NLP Final Year Project for finding novelty in scientific research papers.
Project website link: https://namiyousef.github.io/novelty_detection/ (Work in progress!)
This is a personal GitHub repository that includes a summarised results and snippets of code. For the entire work flow please visit https://github.com/lsalles23/ContentMining. The repository is private, so please contact me at namiyousef@hotmail.com for access.
Determining whether a document contains novel research or not simplifies the otherwise laborious literature review process. This is a largely unsolved problem, both due to the difficulty in defining what constitutes novel research and in extracting document level semantic relationships using statistical methods. In recent years, Deep Learning has boosted Natural Language Processing (NLP), particularly deep representations of text. Despite this, there has been little research into using NLP to detect the novelty of long documents (e.g. scholarly articles). This paper defines novelty as dissimilarity provided that the document is relevant.

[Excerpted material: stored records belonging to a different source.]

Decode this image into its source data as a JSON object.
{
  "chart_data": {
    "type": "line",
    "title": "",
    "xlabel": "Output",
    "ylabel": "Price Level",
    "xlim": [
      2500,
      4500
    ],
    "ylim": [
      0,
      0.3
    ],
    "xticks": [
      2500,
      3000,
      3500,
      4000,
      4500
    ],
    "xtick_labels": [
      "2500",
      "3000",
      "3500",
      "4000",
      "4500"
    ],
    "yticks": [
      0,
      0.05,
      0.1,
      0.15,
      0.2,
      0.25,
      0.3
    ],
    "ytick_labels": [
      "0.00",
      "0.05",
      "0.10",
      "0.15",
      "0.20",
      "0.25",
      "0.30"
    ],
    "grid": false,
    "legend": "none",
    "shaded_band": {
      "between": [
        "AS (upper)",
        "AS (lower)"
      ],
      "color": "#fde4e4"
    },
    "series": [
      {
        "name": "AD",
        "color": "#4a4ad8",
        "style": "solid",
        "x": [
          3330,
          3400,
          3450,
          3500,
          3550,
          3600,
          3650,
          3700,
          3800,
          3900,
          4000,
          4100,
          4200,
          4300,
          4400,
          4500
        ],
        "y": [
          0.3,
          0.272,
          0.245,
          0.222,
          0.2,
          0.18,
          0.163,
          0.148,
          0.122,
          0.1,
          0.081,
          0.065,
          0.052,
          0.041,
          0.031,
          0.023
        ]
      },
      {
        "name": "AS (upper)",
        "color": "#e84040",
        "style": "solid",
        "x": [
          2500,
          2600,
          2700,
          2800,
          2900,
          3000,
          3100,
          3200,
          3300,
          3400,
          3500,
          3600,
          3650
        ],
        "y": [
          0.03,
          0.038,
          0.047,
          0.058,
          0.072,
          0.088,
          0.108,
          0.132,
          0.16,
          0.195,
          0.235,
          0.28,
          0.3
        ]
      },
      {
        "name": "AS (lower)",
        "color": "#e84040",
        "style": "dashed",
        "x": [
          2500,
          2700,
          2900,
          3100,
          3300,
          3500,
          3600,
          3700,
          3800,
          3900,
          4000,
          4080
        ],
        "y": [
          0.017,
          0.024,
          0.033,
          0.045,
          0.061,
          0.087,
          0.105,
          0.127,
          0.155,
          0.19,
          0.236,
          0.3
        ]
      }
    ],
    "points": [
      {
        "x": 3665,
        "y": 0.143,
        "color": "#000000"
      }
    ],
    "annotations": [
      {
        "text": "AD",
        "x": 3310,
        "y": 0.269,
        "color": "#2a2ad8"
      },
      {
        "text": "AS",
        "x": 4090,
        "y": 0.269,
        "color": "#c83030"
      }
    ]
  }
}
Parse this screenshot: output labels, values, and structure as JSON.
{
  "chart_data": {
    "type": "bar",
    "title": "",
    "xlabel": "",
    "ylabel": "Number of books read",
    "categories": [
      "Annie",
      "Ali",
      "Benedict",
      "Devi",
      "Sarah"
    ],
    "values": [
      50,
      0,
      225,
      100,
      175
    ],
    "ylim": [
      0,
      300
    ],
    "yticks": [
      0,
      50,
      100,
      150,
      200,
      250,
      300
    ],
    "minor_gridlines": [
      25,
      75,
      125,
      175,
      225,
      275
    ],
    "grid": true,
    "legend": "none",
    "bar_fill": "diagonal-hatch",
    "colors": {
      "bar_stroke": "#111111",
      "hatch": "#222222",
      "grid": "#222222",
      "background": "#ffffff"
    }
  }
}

Two novelty detection models (pseudo-supervised and unsupervised) are introduced to address this issue. The former, based on a pairwise convolutional neural network, is computationally and memory intensive. It was unable to train. The unsupervised model is based on outlier detection in an embedding space. The model was found to perform well for pre-processing tasks (i.e. filtering out irrelevant documents) but not for novelty detection. Future researchers are encouraged to find representative document embeddings, including graph based representations.